No Jail Sentence for Damilola Killer After High Speed Chiswick Chase


Ricky Preddie jumped over river wall to evade police

Ricky Preddie
Ricky Preddie. Picture: Met Police

August 6, 2024

One of the killers of Damilola Taylor has avoided an extended stay in prison despite being involved in a high speed chase through Chiswick when banned from driving.

On Saturday 2 March this year, 37-year-old Ricky Preddie was clocked doing speeds of over 50mph on his cousin’s Yamaha moped along Chiswick High Road which has a 20mph speed limit.

He was observed by police who had already had reports of the bike speeding. When they attempted to flag him down, he continued to head west towards Chiswick Roundabout and then Kew Bridge Road.

He later told police he was attempting to get to West Middlesex Hospital because he believed complications had developed to an earlier medical procedure.

The route took him through crowds of fans attending the Brentford fixture against Chelsea at the GTech Stadium and he jumped more than one red light.

When he reached Kew Bridge Road, he encountered the police ahead of him at a temporary road closure due to extension works on Cycleway 9 and was forced to turn back.

It is understood he then went in the direction of Strand on the Green before discarding the moped and jumping 20 feet off a river wall onto the Thames foreshore where he was apprehended by police at around 2.50pm.

At a trial last month at Isleworth Crown Court, body-worn camera footage from one of the officers in pursuit was played on which he could be heard shouting to his colleagues, 'Guys, he's in the river, he's in the river.'

The footage also shows that he was wearing a catheter.
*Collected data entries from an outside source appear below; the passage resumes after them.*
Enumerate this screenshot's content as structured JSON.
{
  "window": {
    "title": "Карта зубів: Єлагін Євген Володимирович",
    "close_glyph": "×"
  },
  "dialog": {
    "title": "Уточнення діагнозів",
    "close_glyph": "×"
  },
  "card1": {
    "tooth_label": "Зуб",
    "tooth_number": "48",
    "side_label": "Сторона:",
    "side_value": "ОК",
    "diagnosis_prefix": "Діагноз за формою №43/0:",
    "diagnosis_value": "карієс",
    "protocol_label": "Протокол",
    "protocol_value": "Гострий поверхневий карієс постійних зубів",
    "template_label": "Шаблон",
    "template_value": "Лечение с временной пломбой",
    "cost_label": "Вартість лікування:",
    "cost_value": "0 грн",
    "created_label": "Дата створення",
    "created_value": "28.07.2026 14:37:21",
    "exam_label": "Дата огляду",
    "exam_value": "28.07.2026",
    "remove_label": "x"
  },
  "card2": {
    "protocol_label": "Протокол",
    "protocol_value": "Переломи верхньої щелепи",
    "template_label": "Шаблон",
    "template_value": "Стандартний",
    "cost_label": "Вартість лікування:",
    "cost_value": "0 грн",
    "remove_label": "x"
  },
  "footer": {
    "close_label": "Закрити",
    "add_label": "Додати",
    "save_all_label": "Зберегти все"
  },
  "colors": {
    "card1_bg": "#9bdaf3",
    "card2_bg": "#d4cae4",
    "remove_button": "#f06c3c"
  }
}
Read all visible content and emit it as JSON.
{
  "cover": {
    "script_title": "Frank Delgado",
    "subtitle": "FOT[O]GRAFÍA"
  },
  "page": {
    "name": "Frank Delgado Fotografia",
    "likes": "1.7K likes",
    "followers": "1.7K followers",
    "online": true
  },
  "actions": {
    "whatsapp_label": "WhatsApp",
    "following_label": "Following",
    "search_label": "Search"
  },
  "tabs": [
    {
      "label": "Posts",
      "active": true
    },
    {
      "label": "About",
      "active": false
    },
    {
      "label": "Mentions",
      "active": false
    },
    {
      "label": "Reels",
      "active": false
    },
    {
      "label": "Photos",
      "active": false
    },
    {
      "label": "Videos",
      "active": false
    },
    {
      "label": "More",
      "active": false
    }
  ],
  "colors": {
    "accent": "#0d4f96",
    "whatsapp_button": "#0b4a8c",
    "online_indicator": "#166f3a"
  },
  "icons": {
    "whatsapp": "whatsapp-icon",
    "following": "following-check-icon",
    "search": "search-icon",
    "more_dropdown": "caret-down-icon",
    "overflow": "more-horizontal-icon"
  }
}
In his defence he said that he had started bleeding from the catheter and panicked believing he needed to get to the hospital as quickly as possible.

Preddie had been banned from driving in 2019 and given a one-year prison sentence suspended for two years after running down a police officer when she was attempting to stop his car. He reversed an Alfa Romeo onto her in Wembley and lost his licence until 2033.

The prosecution said this was the latest incident in a 'prolonged, persistent and deliberate course of dangerous driving' which had led to 60 previous convictions.

In 2006 he had been jailed for eight years along with his brother Daniel for the random killing of 10-year-old Damilola Taylor who they stabbed with a broken beer bottle. Reports presented to the court said that he was genuinely remorseful for the crime, which he committed when he was 13 and he now had a five-year-old son. He had been released from prison in 2011 after serving five years for manslaughter. He had been remanded in custody for 151 days since the incident in Chiswick.

He admitted driving a motor vehicle dangerously, driving while disqualified and using a motor vehicle without third-party insurance. He was sentenced to an additional eight weeks’ prison suspended prison sentence and another year was added to his driving ban. He was also required to complete 30 days of rehabilitation activity and do 240 hours of unpaid work in the community.